Advantages of dummy encoding over one-hot encoding

Dummy encoding adds fewer dummy variables than one-hot encoding does.
Dummy encoding removes a duplicate category in each categorical variable.

Advantages of Pandas `get_dummies()` over Scikit-learn `OneHotEncoder()`

The get_dummies() function return encoded data with variable names. We can also add prefixes to dummy variables in each categorical variable name.
The get_dummies() function returns the entire dataset with numerical variables also.

When to use what?

Both, one-hot and dummy encoding, can be used for nominal and ordinal categorical variables. However, if you strictly want to keep the natural order of ordinal variables, you can use label encoding instead of the above two types.
One advantage of label encoding is that it does not expand the feature space at all as we just replace category names with numbers. Here, we do not use dummy variables.
The major disadvantage of label encoding is that machine learning algorithms may consider there may be relationships between the encoded categories. For example, let’s say we have a categorical variable Quality with three categories called “Fair”, “Good” and “Premium”. An algorithm may interpret Premium (2) as two times better than Good (1). Actually, there is no such relationship between the categories.
To avoid this, label encoding should only be applied to target (y) values, not to input (X) values.
In summary, label encoding is suitable for ordinal categorical variables, while one-hot encoding is preferred for nominal categorical variables. Label encoding is simple and space-efficient but may introduce arbitrary numerical relationships. One-hot encoding provides explicit representations, compatibility with algorithms, and insensitivity to magnitude but can lead to high dimensionality and sparse data. The choice depends on the specific characteristics of the data and the requirements of the machine learning problem at hand.
Label encoding can be applied by using Scikit-learn’s LabelEncoder() function. Now, we apply it to the cut variable in our diamonds dataset. This is for illustration purposes only as we do not use label encoding to encode input (X) values.

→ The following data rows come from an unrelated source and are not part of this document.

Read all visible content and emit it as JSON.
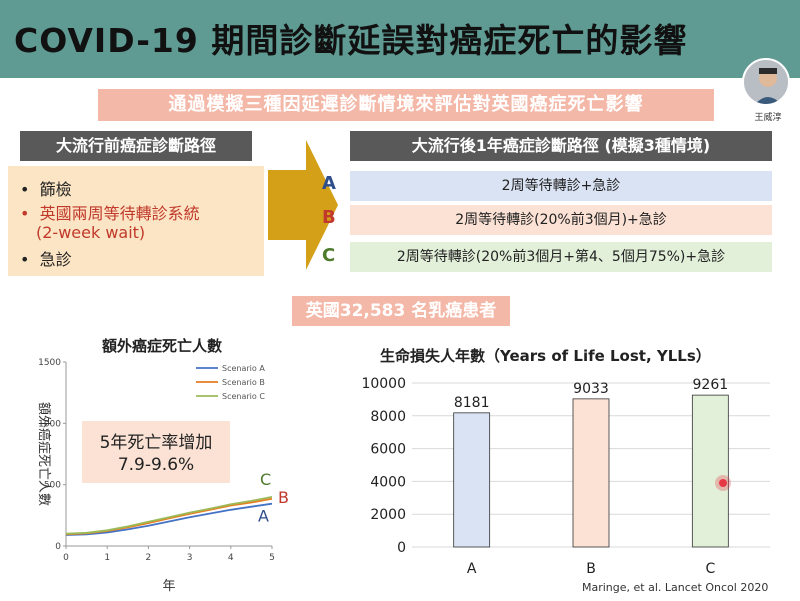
{
  "slide": {
    "title": "COVID-19 期間診斷延誤對癌症死亡的影響",
    "subtitle": "通過模擬三種因延遲診斷情境來評估對英國癌症死亡影響",
    "presenter_name": "王威淳",
    "citation": "Maringe, et al. Lancet Oncol 2020",
    "patients_label": "英國32,583 名乳癌患者"
  },
  "pre_pandemic": {
    "header": "大流行前癌症診斷路徑",
    "items": [
      {
        "bullet": "•",
        "text": "篩檢"
      },
      {
        "bullet": "•",
        "text": "英國兩周等待轉診系統"
      },
      {
        "bullet": "",
        "text": "(2-week wait)"
      },
      {
        "bullet": "•",
        "text": "急診"
      }
    ]
  },
  "post_pandemic": {
    "header": "大流行後1年癌症診斷路徑 (模擬3種情境)",
    "scenarios": [
      {
        "letter": "A",
        "text": "2周等待轉診+急診"
      },
      {
        "letter": "B",
        "text": "2周等待轉診(20%前3個月)+急診"
      },
      {
        "letter": "C",
        "text": "2周等待轉診(20%前3個月+第4、5個月75%)+急診"
      }
    ]
  },
  "colors": {
    "title_bar": "#5f9a93",
    "subtitle_bg": "#f4b8a8",
    "header_bg": "#595959",
    "pre_box": "#fce5c4",
    "arrow": "#d4a017",
    "scenario_A": "#dae3f3",
    "scenario_B": "#fbe2d5",
    "scenario_C": "#e2efd9",
    "letter_A": "#2e4f8c",
    "letter_B": "#c0392b",
    "letter_C": "#4e7a2c",
    "pointer": "#e63946"
  },
  "line_chart": {
    "heading": "額外癌症死亡人數",
    "mortality_label_1": "5年死亡率增加",
    "mortality_label_2": "7.9-9.6%",
    "chart_data": {
      "type": "line",
      "xlabel": "年",
      "ylabel": "額外癌症死亡人數",
      "xlim": [
        0,
        5
      ],
      "ylim": [
        0,
        1500
      ],
      "x_ticks": [
        "0",
        "1",
        "2",
        "3",
        "4",
        "5"
      ],
      "y_ticks": [
        "0",
        "500",
        "1000",
        "1500"
      ],
      "x": [
        0,
        0.5,
        1,
        1.5,
        2,
        2.5,
        3,
        3.5,
        4,
        4.5,
        5
      ],
      "series": [
        {
          "name": "Scenario A",
          "end_label": "A",
          "color": "#4472c4",
          "values": [
            90,
            95,
            110,
            135,
            165,
            200,
            235,
            265,
            295,
            320,
            345
          ]
        },
        {
          "name": "Scenario B",
          "end_label": "B",
          "color": "#e67e22",
          "values": [
            95,
            103,
            122,
            152,
            187,
            225,
            262,
            295,
            330,
            355,
            385
          ]
        },
        {
          "name": "Scenario C",
          "end_label": "C",
          "color": "#9bbb59",
          "values": [
            100,
            108,
            128,
            160,
            197,
            235,
            272,
            305,
            340,
            368,
            400
          ]
        }
      ]
    }
  },
  "bar_chart": {
    "heading": "生命損失人年數（Years of Life Lost, YLLs）",
    "chart_data": {
      "type": "bar",
      "categories": [
        "A",
        "B",
        "C"
      ],
      "values": [
        8181,
        9033,
        9261
      ],
      "bar_colors": [
        "#dae3f3",
        "#fbe2d5",
        "#e2efd9"
      ],
      "ylim": [
        0,
        10000
      ],
      "y_ticks": [
        "0",
        "2000",
        "4000",
        "6000",
        "8000",
        "10000"
      ],
      "grid": true
    }
  }
}
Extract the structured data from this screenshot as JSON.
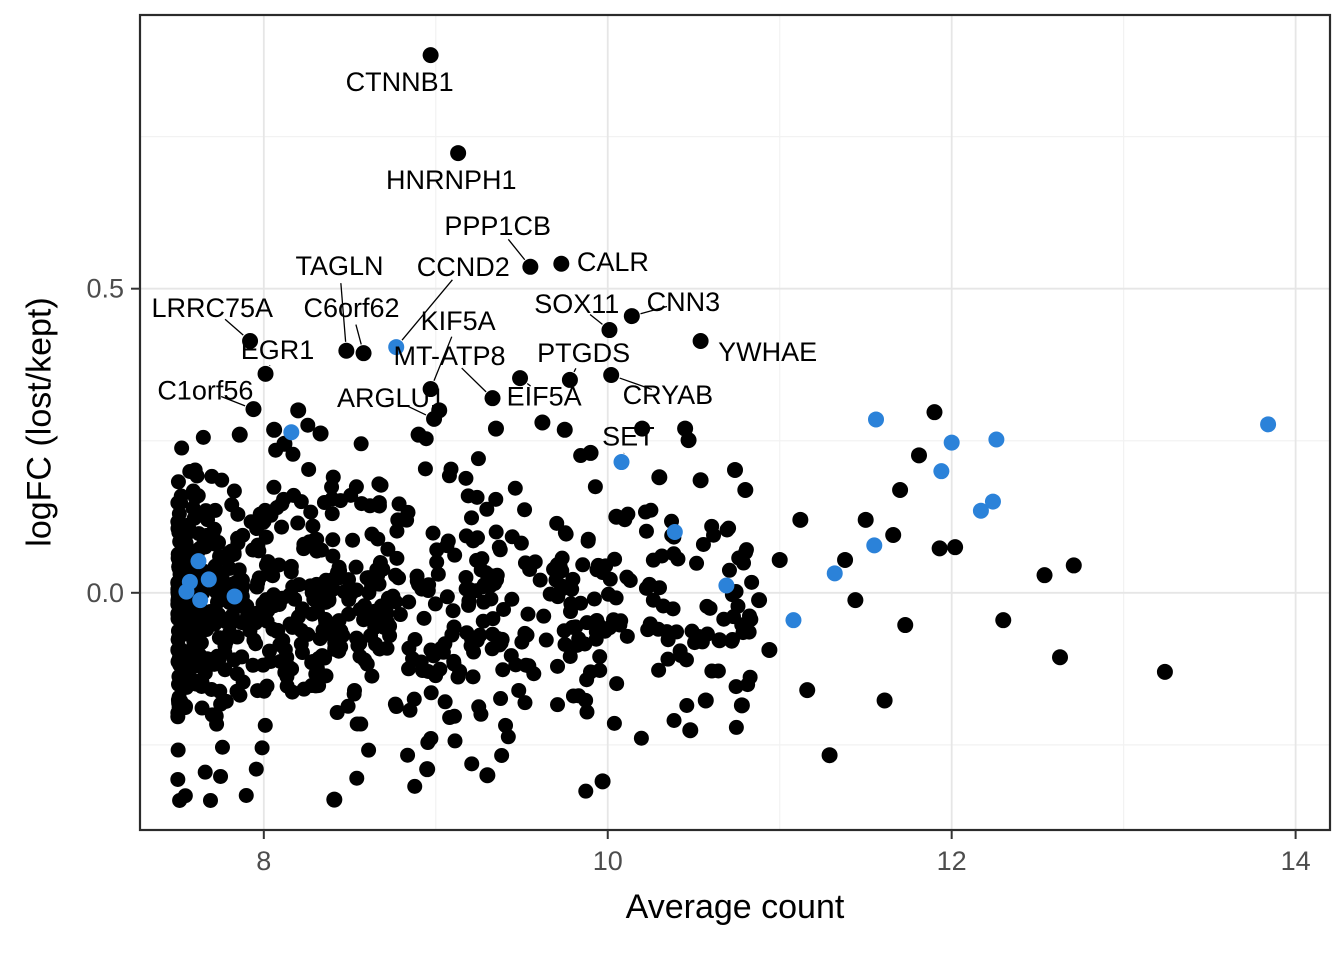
{
  "chart_data": {
    "type": "scatter",
    "title": "",
    "xlabel": "Average count",
    "ylabel": "logFC (lost/kept)",
    "xlim": [
      7.28,
      14.2
    ],
    "ylim": [
      -0.39,
      0.95
    ],
    "x_major_ticks": [
      8,
      10,
      12,
      14
    ],
    "x_tick_labels": [
      "8",
      "10",
      "12",
      "14"
    ],
    "x_minor_gridlines": [
      9,
      11,
      13
    ],
    "y_major_ticks": [
      0.5,
      0.0
    ],
    "y_tick_labels": [
      "0.5",
      "0.0"
    ],
    "y_minor_gridlines": [
      0.75,
      0.25,
      -0.25
    ],
    "grid": "on",
    "legend": "none",
    "colors": {
      "point": "#000000",
      "highlight": "#2b82d9",
      "grid_major": "#e6e6e6",
      "grid_minor": "#f2f2f2",
      "panel_bg": "#ffffff",
      "border": "#2b2b2b",
      "tick_text": "#4d4d4d"
    },
    "labeled_genes": [
      {
        "gene": "CTNNB1",
        "x": 8.97,
        "y": 0.884,
        "lx": 8.79,
        "ly": 0.84,
        "seg": false,
        "blue": false
      },
      {
        "gene": "HNRNPH1",
        "x": 9.13,
        "y": 0.723,
        "lx": 9.09,
        "ly": 0.679,
        "seg": false,
        "blue": false
      },
      {
        "gene": "PPP1CB",
        "x": 9.55,
        "y": 0.536,
        "lx": 9.36,
        "ly": 0.603,
        "seg": true,
        "blue": false
      },
      {
        "gene": "CALR",
        "x": 9.73,
        "y": 0.541,
        "lx": 10.03,
        "ly": 0.544,
        "seg": false,
        "blue": false
      },
      {
        "gene": "TAGLN",
        "x": 8.48,
        "y": 0.398,
        "lx": 8.44,
        "ly": 0.537,
        "seg": true,
        "blue": false
      },
      {
        "gene": "CCND2",
        "x": 8.77,
        "y": 0.404,
        "lx": 9.16,
        "ly": 0.536,
        "seg": true,
        "blue": true
      },
      {
        "gene": "SOX11",
        "x": 10.01,
        "y": 0.432,
        "lx": 9.82,
        "ly": 0.475,
        "seg": true,
        "blue": false
      },
      {
        "gene": "CNN3",
        "x": 10.14,
        "y": 0.455,
        "lx": 10.44,
        "ly": 0.478,
        "seg": true,
        "blue": false
      },
      {
        "gene": "LRRC75A",
        "x": 7.92,
        "y": 0.414,
        "lx": 7.7,
        "ly": 0.468,
        "seg": true,
        "blue": false
      },
      {
        "gene": "C6orf62",
        "x": 8.58,
        "y": 0.394,
        "lx": 8.51,
        "ly": 0.468,
        "seg": true,
        "blue": false
      },
      {
        "gene": "KIF5A",
        "x": 8.97,
        "y": 0.335,
        "lx": 9.13,
        "ly": 0.447,
        "seg": true,
        "blue": false
      },
      {
        "gene": "EGR1",
        "x": 8.01,
        "y": 0.36,
        "lx": 8.08,
        "ly": 0.399,
        "seg": true,
        "blue": false
      },
      {
        "gene": "MT-ATP8",
        "x": 9.33,
        "y": 0.32,
        "lx": 9.08,
        "ly": 0.389,
        "seg": true,
        "blue": false
      },
      {
        "gene": "PTGDS",
        "x": 9.78,
        "y": 0.35,
        "lx": 9.86,
        "ly": 0.394,
        "seg": true,
        "blue": false
      },
      {
        "gene": "YWHAE",
        "x": 10.54,
        "y": 0.414,
        "lx": 10.93,
        "ly": 0.396,
        "seg": false,
        "blue": false
      },
      {
        "gene": "C1orf56",
        "x": 7.94,
        "y": 0.302,
        "lx": 7.66,
        "ly": 0.333,
        "seg": true,
        "blue": false
      },
      {
        "gene": "ARGLU1",
        "x": 8.99,
        "y": 0.286,
        "lx": 8.74,
        "ly": 0.32,
        "seg": true,
        "blue": false
      },
      {
        "gene": "EIF5A",
        "x": 9.49,
        "y": 0.353,
        "lx": 9.63,
        "ly": 0.323,
        "seg": true,
        "blue": false
      },
      {
        "gene": "CRYAB",
        "x": 10.02,
        "y": 0.358,
        "lx": 10.35,
        "ly": 0.325,
        "seg": true,
        "blue": false
      },
      {
        "gene": "SET",
        "x": 10.08,
        "y": 0.215,
        "lx": 10.12,
        "ly": 0.257,
        "seg": true,
        "blue": true
      }
    ],
    "blue_points": [
      [
        7.55,
        0.002
      ],
      [
        7.57,
        0.018
      ],
      [
        7.62,
        0.052
      ],
      [
        7.63,
        -0.012
      ],
      [
        7.68,
        0.022
      ],
      [
        7.83,
        -0.006
      ],
      [
        8.16,
        0.264
      ],
      [
        10.39,
        0.1
      ],
      [
        10.69,
        0.012
      ],
      [
        11.08,
        -0.045
      ],
      [
        11.32,
        0.032
      ],
      [
        11.55,
        0.078
      ],
      [
        11.56,
        0.285
      ],
      [
        11.94,
        0.2
      ],
      [
        12.0,
        0.247
      ],
      [
        12.17,
        0.135
      ],
      [
        12.24,
        0.15
      ],
      [
        12.26,
        0.252
      ],
      [
        13.84,
        0.277
      ]
    ],
    "extra_black_points": [
      [
        11.81,
        0.226
      ],
      [
        11.9,
        0.297
      ],
      [
        11.7,
        0.169
      ],
      [
        11.93,
        0.073
      ],
      [
        12.54,
        0.029
      ],
      [
        12.71,
        0.045
      ],
      [
        12.63,
        -0.106
      ],
      [
        13.24,
        -0.13
      ],
      [
        11.29,
        -0.267
      ],
      [
        11.61,
        -0.177
      ],
      [
        11.16,
        -0.16
      ],
      [
        10.94,
        -0.094
      ],
      [
        10.88,
        -0.012
      ],
      [
        11.0,
        0.054
      ],
      [
        11.12,
        0.12
      ],
      [
        10.8,
        0.169
      ],
      [
        10.74,
        0.202
      ],
      [
        10.47,
        0.251
      ],
      [
        10.54,
        0.185
      ],
      [
        10.65,
        -0.078
      ],
      [
        10.57,
        -0.177
      ],
      [
        10.48,
        -0.226
      ],
      [
        10.78,
        -0.185
      ],
      [
        11.73,
        -0.053
      ],
      [
        11.44,
        -0.012
      ],
      [
        11.38,
        0.054
      ],
      [
        11.5,
        0.12
      ],
      [
        12.3,
        -0.045
      ],
      [
        11.66,
        0.095
      ],
      [
        12.02,
        0.075
      ],
      [
        8.2,
        0.3
      ],
      [
        8.33,
        0.262
      ],
      [
        8.06,
        0.268
      ],
      [
        9.02,
        0.3
      ],
      [
        9.35,
        0.27
      ],
      [
        9.62,
        0.28
      ],
      [
        9.75,
        0.268
      ],
      [
        8.9,
        0.26
      ],
      [
        10.2,
        0.27
      ],
      [
        10.45,
        0.27
      ],
      [
        7.86,
        0.26
      ],
      [
        8.12,
        0.245
      ],
      [
        9.9,
        0.23
      ],
      [
        10.3,
        0.19
      ],
      [
        10.05,
        0.125
      ],
      [
        9.97,
        -0.31
      ],
      [
        8.41,
        -0.34
      ],
      [
        8.95,
        -0.29
      ],
      [
        9.3,
        -0.3
      ]
    ],
    "cloud": {
      "seed": 7,
      "count": 820,
      "x_min": 7.5,
      "x_span": 3.35,
      "x_pow": 2.2,
      "y_mean": -0.02,
      "y_sd": 0.105,
      "y_clip": [
        -0.345,
        0.315
      ]
    }
  }
}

from sklearn.preprocessing import LabelEncoder

df['cut_enc'] = LabelEncoder().fit_transform(df['cut'])
df.head(10)

	carat	cut	color	clarity	depth	table	price	x	y	z	cut_enc
0	0.23	Ideal	E	SI2	61.5	55.0	326	3.95	3.98	2.43	2
1	0.21	Premium	E	SI1	59.8	61.0	326	3.89	3.84	2.31	3
2	0.23	Good	E	VS1	56.9	65.0	327	4.05	4.07	2.31	1
3	0.29	Premium	I	VS2	62.4	58.0	334	4.20	4.23	2.63	3
4	0.31	Good	J	SI2	63.3	58.0	335	4.34	4.35	2.75	1
5	0.24	Very Good	J	VVS2	62.8	57.0	336	3.94	3.96	2.48	4
6	0.24	Very Good	I	VVS1	62.3	57.0	336	3.95	3.98	2.47	4
7	0.26	Very Good	H	SI1	61.9	55.0	337	4.07	4.11	2.53	4
8	0.22	Fair	E	VS2	65.1	61.0	337	3.87	3.78	2.49	0
9	0.23	Very Good	H	VS1	59.4	61.0	338	4.00	4.05	2.39	4

Since the new encoded data column cut_enc has been added, we can now remove the cut column.